By Donald W. Hunt, Jr., DMD, MSD, Hunt Orthodontics
The American Association of Orthodontists recommends that all children should have a check-up with an orthodontic specialist no later than age 7. At an early age, an orthodontist can determine if a child has any developing jaw or dental problems as well as evaluating a child for airway obstruction. Orthodontic treatment also provides a significant increase in a child’s self confidence and social interaction.
It has been proven through research that the old saying “wait till all the baby teeth come out” is not beneficial for all children. Some children, especially females, will begin their growth spurts prior to losing all of their baby teeth. Treatment may need to begin while a child is in their growth spurt.
Parents can seek an orthodontic specialist’s opinion at anytime without a referral to answer their questions.
Individuals seeking early orthodontic screening will receive significant benefits from timely diagnosis and treatment of particular problems when appropriate. The value of early examination is a parent’s peace of mind knowing their child has been expertly evaluated.

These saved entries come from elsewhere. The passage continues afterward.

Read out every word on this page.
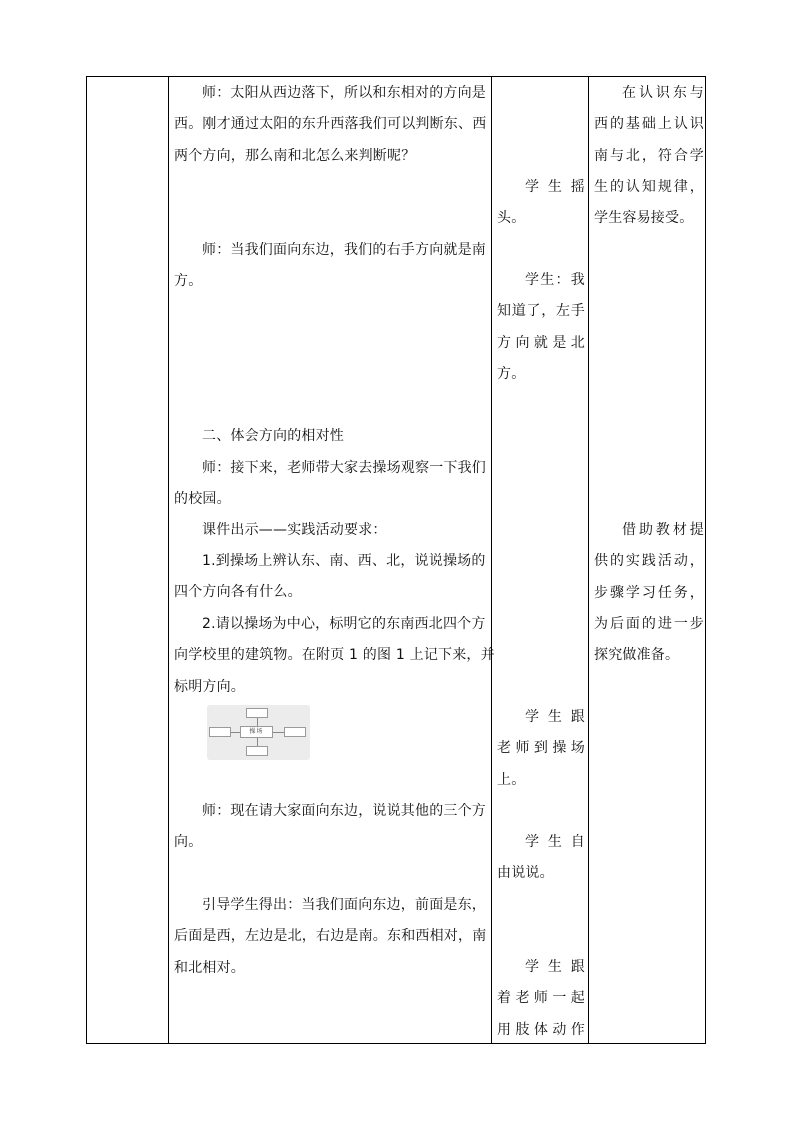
师：太阳从西边落下，所以和东相对的方向是
西。刚才通过太阳的东升西落我们可以判断东、西
两个方向，那么南和北怎么来判断呢？
师：当我们面向东边，我们的右手方向就是南
方。
二、体会方向的相对性
师：接下来，老师带大家去操场观察一下我们
的校园。
课件出示——实践活动要求：
1.到操场上辨认东、南、西、北，说说操场的
四个方向各有什么。
2.请以操场为中心，标明它的东南西北四个方
向学校里的建筑物。在附页 1 的图 1 上记下来，并
标明方向。
操场
师：现在请大家面向东边，说说其他的三个方
向。
引导学生得出：当我们面向东边，前面是东，
后面是西，左边是北，右边是南。东和西相对，南
和北相对。
学生摇
头。
学生：我
知道了，左手
方向就是北
方。
学生跟
老师到操场
上。
学生自
由说说。
学生跟
着老师一起
用肢体动作
在认识东与
西的基础上认识
南与北，符合学
生的认知规律，
学生容易接受。
借助教材提
供的实践活动，
步骤学习任务，
为后面的进一步
探究做准备。
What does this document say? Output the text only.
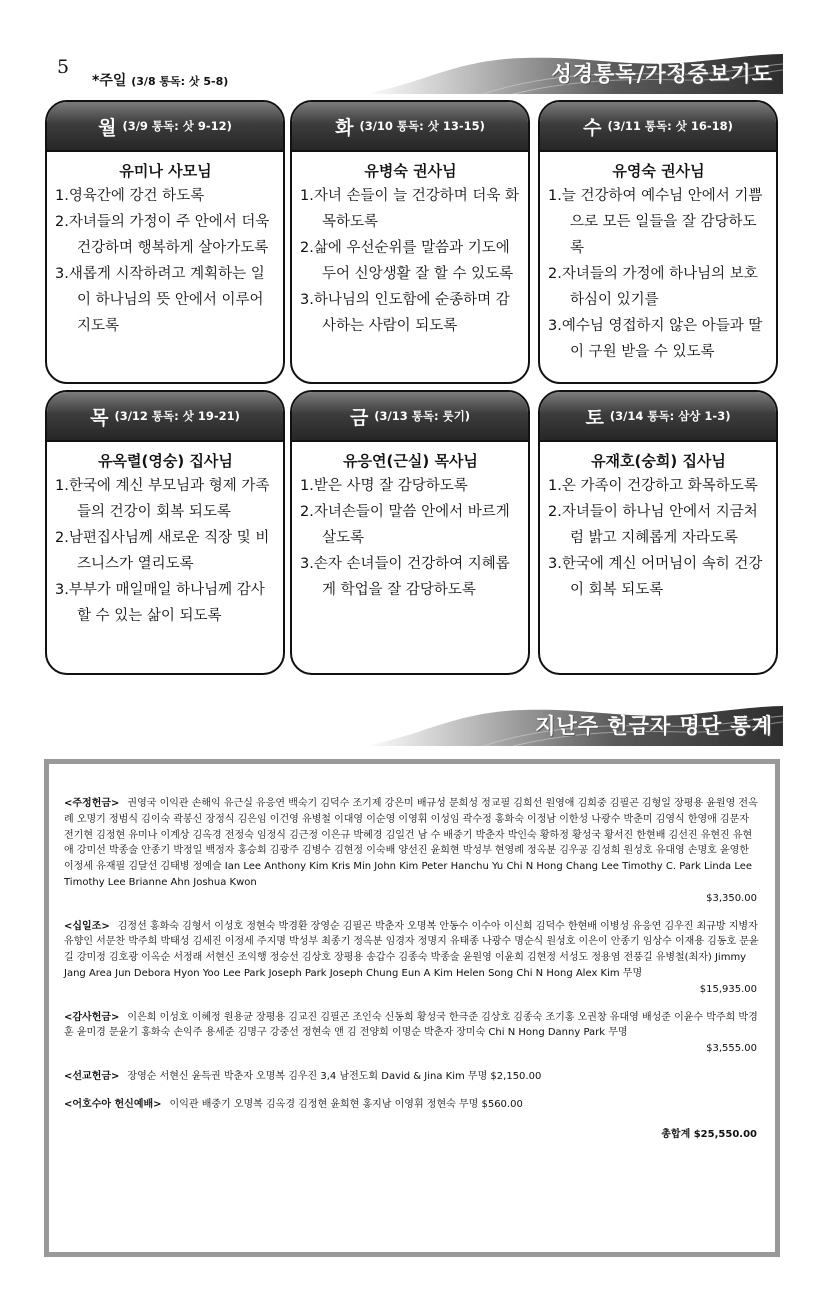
5
*주일 (3/8 통독: 삿 5-8)	성경통독/가정중보기도
월 (3/9 통독: 삿 9-12)
유미나 사모님
1.영육간에 강건 하도록
2.자녀들의 가정이 주 안에서 더욱 건강하며 행복하게 살아가도록
3.새롭게 시작하려고 계획하는 일이 하나님의 뜻 안에서 이루어지도록
화 (3/10 통독: 삿 13-15)
유병숙 권사님
1.자녀 손들이 늘 건강하며 더욱 화목하도록
2.삶에 우선순위를 말씀과 기도에 두어 신앙생활 잘 할 수 있도록
3.하나님의 인도함에 순종하며 감사하는 사람이 되도록
수 (3/11 통독: 삿 16-18)
유영숙 권사님
1.늘 건강하여 예수님 안에서 기쁨으로 모든 일들을 잘 감당하도록
2.자녀들의 가정에 하나님의 보호하심이 있기를
3.예수님 영접하지 않은 아들과 딸이 구원 받을 수 있도록
목 (3/12 통독: 삿 19-21)
유옥렬(영숭) 집사님
1.한국에 계신 부모님과 형제 가족들의 건강이 회복 되도록
2.남편집사님께 새로운 직장 및 비즈니스가 열리도록
3.부부가 매일매일 하나님께 감사할 수 있는 삶이 되도록
금 (3/13 통독: 룻기)
유응연(근실) 목사님
1.받은 사명 잘 감당하도록
2.자녀손들이 말씀 안에서 바르게 살도록
3.손자 손녀들이 건강하여 지혜롭게 학업을 잘 감당하도록
토 (3/14 통독: 삼상 1-3)
유재호(숭희) 집사님
1.온 가족이 건강하고 화목하도록
2.자녀들이 하나님 안에서 지금처럼 밝고 지혜롭게 자라도록
3.한국에 계신 어머님이 속히 건강이 회복 되도록
지난주 헌금자 명단 통계
<주정헌금> 권영국 이익관 손해익 유근실 유응연 백숙기 김덕수 조기제 강은미 배규성 문희성 정교필 김희선 원영애 김희중 김필곤 김형일 장평용 윤원영 전옥례 오명기 정범식 김이숙 곽봉신 장정식 김은임 이건영 유병철 이대영 이순영 이영휘 이성임 곽수정 홍화숙 이정남 이한성 나광수 박춘미 김영식 한영애 김문자 전기현 김정현 유미나 이계상 김옥경 전정숙 임정식 김근정 이은규 박혜경 김일건 남 수 배중기 박춘자 박인숙 황하정 황성국 황서진 한현배 김선진 유현진 유현애 강미선 박종술 안종기 박정일 백정자 홍승회 김광주 김병수 김현정 이숙배 양선진 윤희현 박성부 현영례 정옥분 김우공 김성희 원성호 유대영 손명호 윤영한 이정세 유재필 김달선 김태병 정예슬 Ian Lee Anthony Kim Kris Min John Kim Peter Hanchu Yu Chi N Hong Chang Lee Timothy C. Park Linda Lee Timothy Lee Brianne Ahn Joshua Kwon
$3,350.00
<십일조> 김정선 홍화숙 김형서 이성호 정현숙 박경환 장영순 김필곤 박춘자 오명복 안동수 이수아 이신희 김덕수 한현배 이병성 유응연 김우진 최규방 지병자 유향인 서문찬 박주희 박태성 김세진 이정세 주지명 박성부 최종기 정옥분 임경자 정명지 유태종 나광수 명순식 원성호 이은이 안종기 임상수 이재용 김동호 문윤길 강미정 김호광 이옥순 서정래 서현신 조익행 정승선 김상호 장평용 송갑수 김종숙 박종술 윤원영 이윤희 김현정 서성도 정용염 전풍길 유병철(최자) Jimmy Jang Area Jun Debora Hyon Yoo Lee Park Joseph Park Joseph Chung Eun A Kim Helen Song Chi N Hong Alex Kim 무명
$15,935.00
<감사헌금> 이은희 이성호 이혜정 원용균 장평용 김교진 김필곤 조인숙 신동희 황성국 한극준 김상호 김종숙 조기홍 오권창 유대영 배성준 이윤수 박주희 박경훈 윤미경 문윤기 홍화숙 손익주 용세준 김명구 강중선 정현숙 앤 김 전양희 이명순 박춘자 장미숙 Chi N Hong Danny Park 무명
$3,555.00
<선교헌금> 장영순 서현신 윤득권 박춘자 오명복 김우진 3,4 남전도회 David & Jina Kim 무명 $2,150.00
<어호수아 헌신예배> 이익관 배중기 오명복 김옥경 김정현 윤희현 홍지남 이영휘 정현숙 무명 $560.00
총합계 $25,550.00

The orthodontist’s goal is to provide individuals with the correct treatment at the proper time. By working together, the dental team can achieve exceptional results for your dental health and provide a lifetime of beautiful Smiles!
What Is An Orthodontist… And What Do They Do?

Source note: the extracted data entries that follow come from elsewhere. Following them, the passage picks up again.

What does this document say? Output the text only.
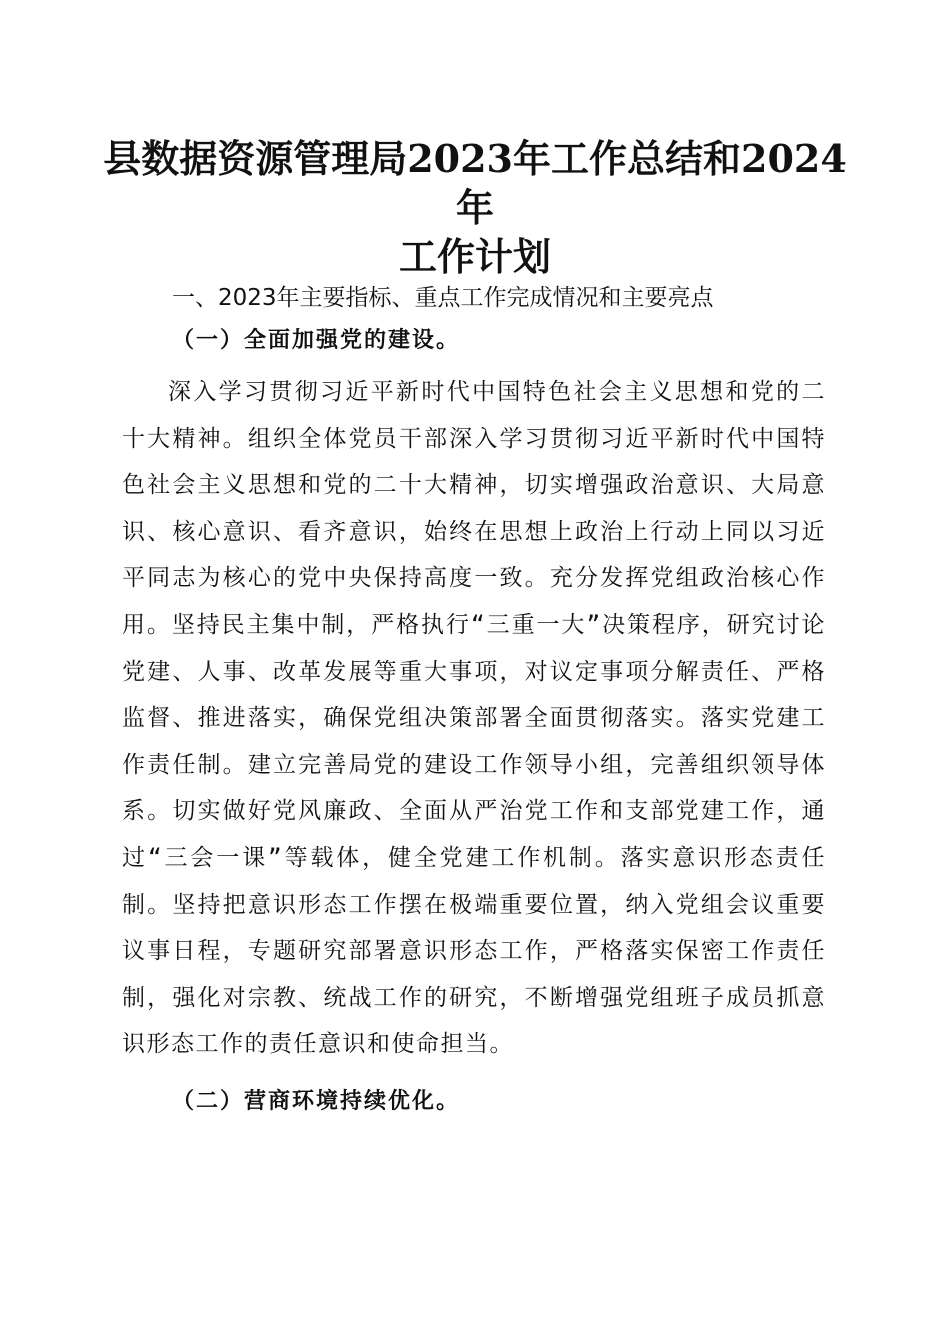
县数据资源管理局2023年工作总结和2024年
工作计划
一、2023年主要指标、重点工作完成情况和主要亮点
（一）全面加强党的建设。

深入学习贯彻习近平新时代中国特色社会主义思想和党的二十大精神。组织全体党员干部深入学习贯彻习近平新时代中国特色社会主义思想和党的二十大精神，切实增强政治意识、大局意识、核心意识、看齐意识，始终在思想上政治上行动上同以习近平同志为核心的党中央保持高度一致。充分发挥党组政治核心作用。坚持民主集中制，严格执行“三重一大”决策程序，研究讨论党建、人事、改革发展等重大事项，对议定事项分解责任、严格监督、推进落实，确保党组决策部署全面贯彻落实。落实党建工作责任制。建立完善局党的建设工作领导小组，完善组织领导体系。切实做好党风廉政、全面从严治党工作和支部党建工作，通过“三会一课”等载体，健全党建工作机制。落实意识形态责任制。坚持把意识形态工作摆在极端重要位置，纳入党组会议重要议事日程，专题研究部署意识形态工作，严格落实保密工作责任制，强化对宗教、统战工作的研究，不断增强党组班子成员抓意识形态工作的责任意识和使命担当。

（二）营商环境持续优化。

By Donald W. Hunt, Jr., DMD, MSD
One of the primary goals of an orthodontist is to coordinate and correct a person’s “bite” to maintain proper tooth, periodontal, and TMJ health. Orthodontists also evaluate patients for potential airway issues and refer accordingly to Otolaryngologists (ENT’s) or Allergy physicians for proper care.
Orthodontists work in concert with your general dentist and other dental specialists such as periodontists, pedodontists, and oral surgeons to achieve exceptional results to increase a person’s dental health, self confidence, as well as their smile esthetics.
How do you become an Orthodontist?
First, one must complete a Bachelor’s of Science degree at a four year college and then be accepted into an American Dental Association (ADA) accredited College of Dental Medicine. After graduating from dental school four years later with a Doctorate in Dental Medicine or Dental Surgery (DMD or DDS), the general dentist has applied to an orthodontic specialty residency.
A Lifetime of Continuing Education
Health care professionals strive to continue learning as new advancements from research presents for patient’s benefit. The American Association of Orthodontists (AOO) is a professional association of educationally qualified orthodontic specialists dedicated to ethically advancing the art and science of orthodontics, improving the health of the public, and promoting quality orthodontic care.
Ultimately, an orthodontist’s goal is to provide individuals with the proper treatment at the most appropriate time. Through continuing education and evaluation of credible research, patients benefit. By working together, the dental teams can achieve exceptional results for your dental health and provide you a lifetime of beautiful Smiles!
Achieving A Beautiful Smile
Donald W. Hunt, Jr. DMD, MSD
One of the first things people notice about one another is their smile. The whiteness and straightness of your teeth can influence the amount you smile and your overall confidence.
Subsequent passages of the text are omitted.